When the Second World War broke out in 1939, all available pilots in Kenya were mobilised to fight the queen’s enemies. The airplanes too were momentarily taken over by the Royal Air Force to fight Adolf Hitler’s forces.

The aerodrome situated near Karen, which was the base of the millionaire’s ’operations, got a reprieve in 1962 when the incoming independent administration named it in honour of the founder. This change of name was witnessed by Minister for Commerce, Industry and Communication Masinde Muliro. Florence Wilson died six years later in 1968.

Today, according to Kenya Aviation Authority, Wilson Airport is one of the busiest airports in terms of aircraft movement in East and Central Africa. It acts as a hub for domestic flights which constitute 90 per cent of the total flights.

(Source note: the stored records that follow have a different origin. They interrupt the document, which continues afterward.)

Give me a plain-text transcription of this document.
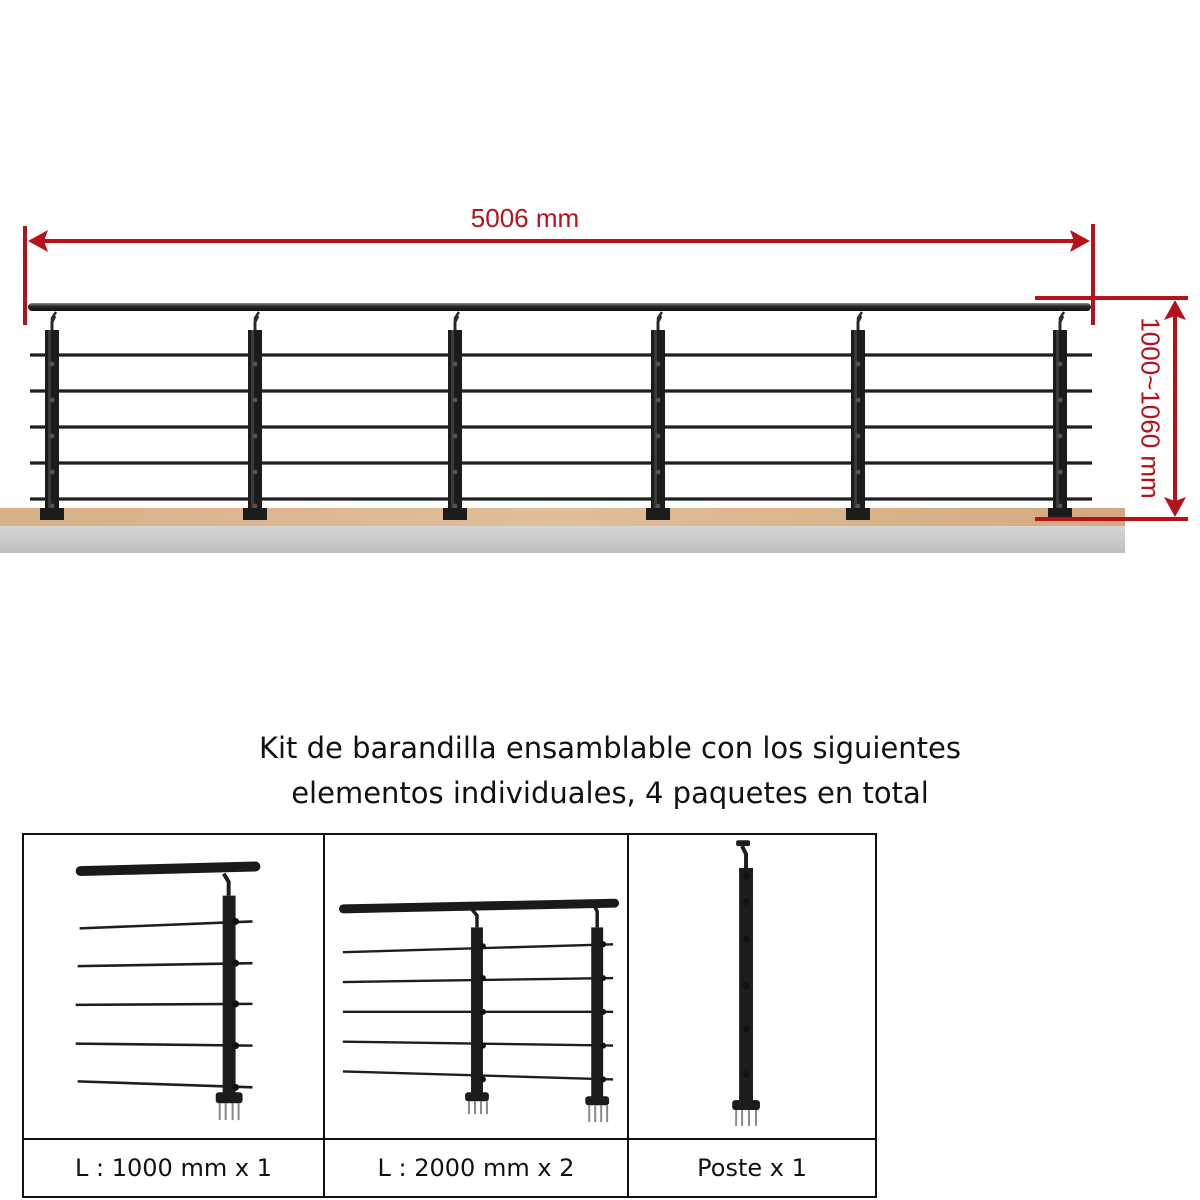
5006 mm
1000~1060 mm
Kit de barandilla ensamblable con los siguientes
elementos individuales, 4 paquetes en total
L : 1000 mm x 1	L : 2000 mm x 2	Poste x 1
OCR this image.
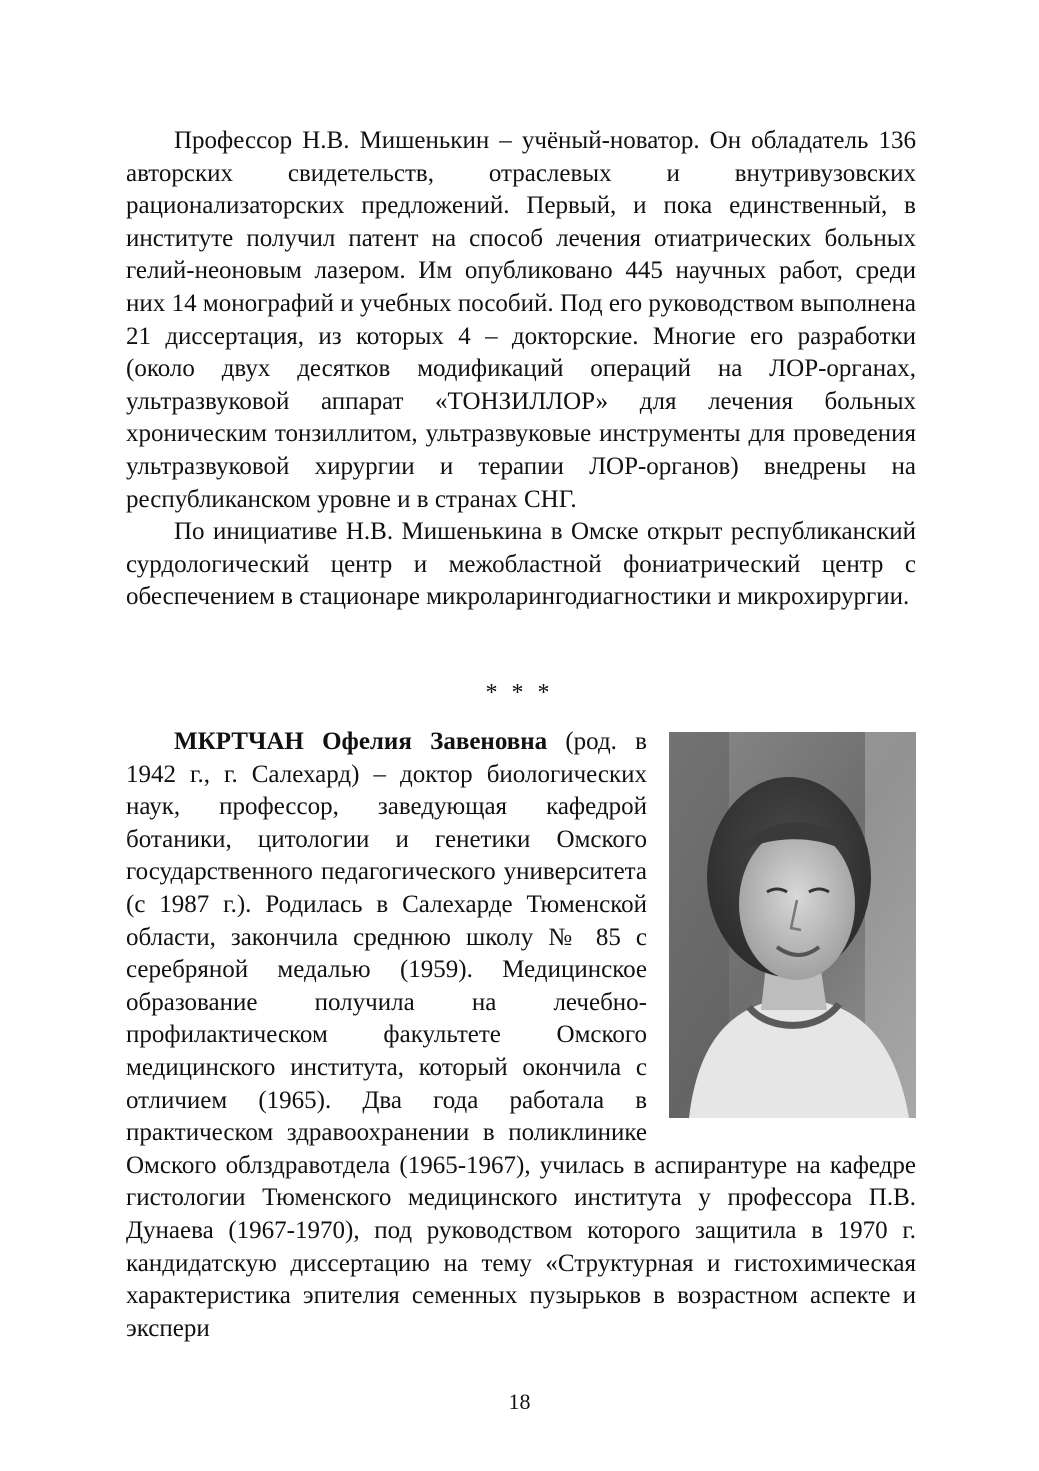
Профессор Н.В. Мишенькин – учёный-новатор. Он обладатель 136 авторских свидетельств, отраслевых и внутривузовских рационализаторских предложений. Первый, и пока единственный, в институте получил патент на способ лечения отиатрических больных гелий-неоновым лазером. Им опубликовано 445 научных работ, среди них 14 монографий и учебных пособий. Под его руководством выполнена 21 диссертация, из которых 4 – докторские. Многие его разработки (около двух десятков модификаций операций на ЛОР-органах, ультразвуковой аппарат «ТОНЗИЛЛОР» для лечения больных хроническим тонзиллитом, ультразвуковые инструменты для проведения ультразвуковой хирургии и терапии ЛОР-органов) внедрены на республиканском уровне и в странах СНГ.

По инициативе Н.В. Мишенькина в Омске открыт республиканский сурдологический центр и межобластной фониатрический центр с обеспечением в стационаре микроларингодиагностики и микрохирургии.

* * *

МКРТЧАН Офелия Завеновна (род. в 1942 г., г. Салехард) – доктор биологических наук, профессор, заведующая кафедрой ботаники, цитологии и генетики Омского государственного педагогического университета (с 1987 г.). Родилась в Салехарде Тюменской области, закончила среднюю школу № 85 с серебряной медалью (1959). Медицинское образование получила на лечебно-профилактическом факультете Омского медицинского института, который окончила с отличием (1965). Два года работала в практическом здравоохранении в поликлинике Омского облздравотдела (1965-1967), училась в аспирантуре на кафедре гистологии Тюменского медицинского института у профессора П.В. Дунаева (1967-1970), под руководством которого защитила в 1970 г. кандидатскую диссертацию на тему «Структурная и гистохимическая характеристика эпителия семенных пузырьков в возрастном аспекте и экспери

18
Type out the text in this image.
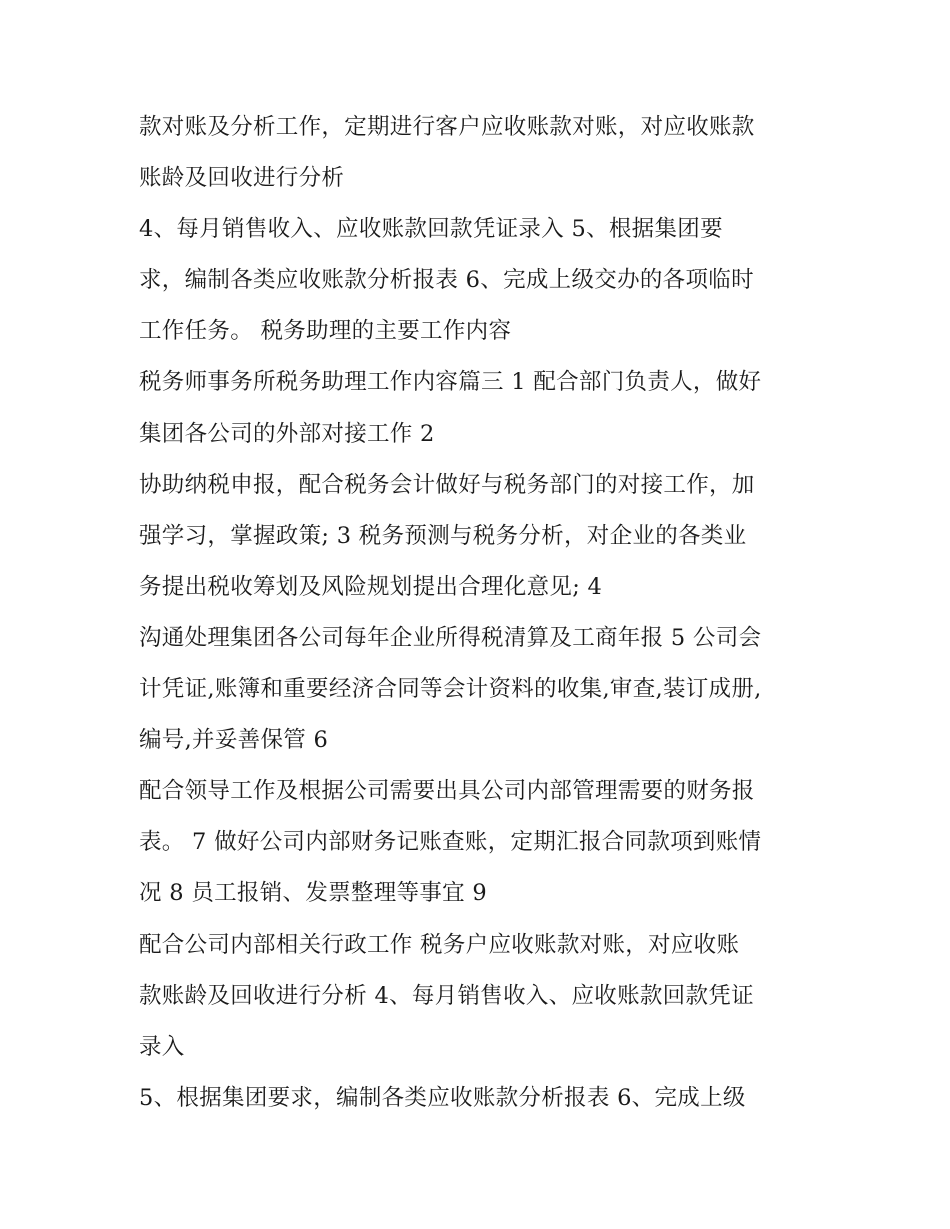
款对账及分析工作，定期进行客户应收账款对账，对应收账款
账龄及回收进行分析
4、每月销售收入、应收账款回款凭证录入 5、根据集团要
求，编制各类应收账款分析报表 6、完成上级交办的各项临时
工作任务。 税务助理的主要工作内容
税务师事务所税务助理工作内容篇三 1 配合部门负责人，做好
集团各公司的外部对接工作 2
协助纳税申报，配合税务会计做好与税务部门的对接工作，加
强学习，掌握政策; 3 税务预测与税务分析，对企业的各类业
务提出税收筹划及风险规划提出合理化意见; 4
沟通处理集团各公司每年企业所得税清算及工商年报 5 公司会
计凭证,账簿和重要经济合同等会计资料的收集,审查,装订成册,
编号,并妥善保管 6
配合领导工作及根据公司需要出具公司内部管理需要的财务报
表。 7 做好公司内部财务记账查账，定期汇报合同款项到账情
况 8 员工报销、发票整理等事宜 9
配合公司内部相关行政工作 税务户应收账款对账，对应收账
款账龄及回收进行分析 4、每月销售收入、应收账款回款凭证
录入
5、根据集团要求，编制各类应收账款分析报表 6、完成上级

The airport is also described as a fast and convenient gateway from Nairobi into Kenya’s magical tourist havens such as Maasai Mara, Mombasa, Amboseli, Lamu, Kilimanjaro, Diani, Lokichoggio and Nanyuki.

It has also been in the news after part of its land was grabbed by a developer who constructed a hotel, a development that has triggered hot political and legal contests.

Last September, at the height of Covid-19 pandemic, which saw the locking of Kenya’s airspace, 54 airplanes belonging to politicians, billionaires and airlines were parked at the Wilson Airport.  Some were picked after KAA offered to auction them to offset “parking fees’.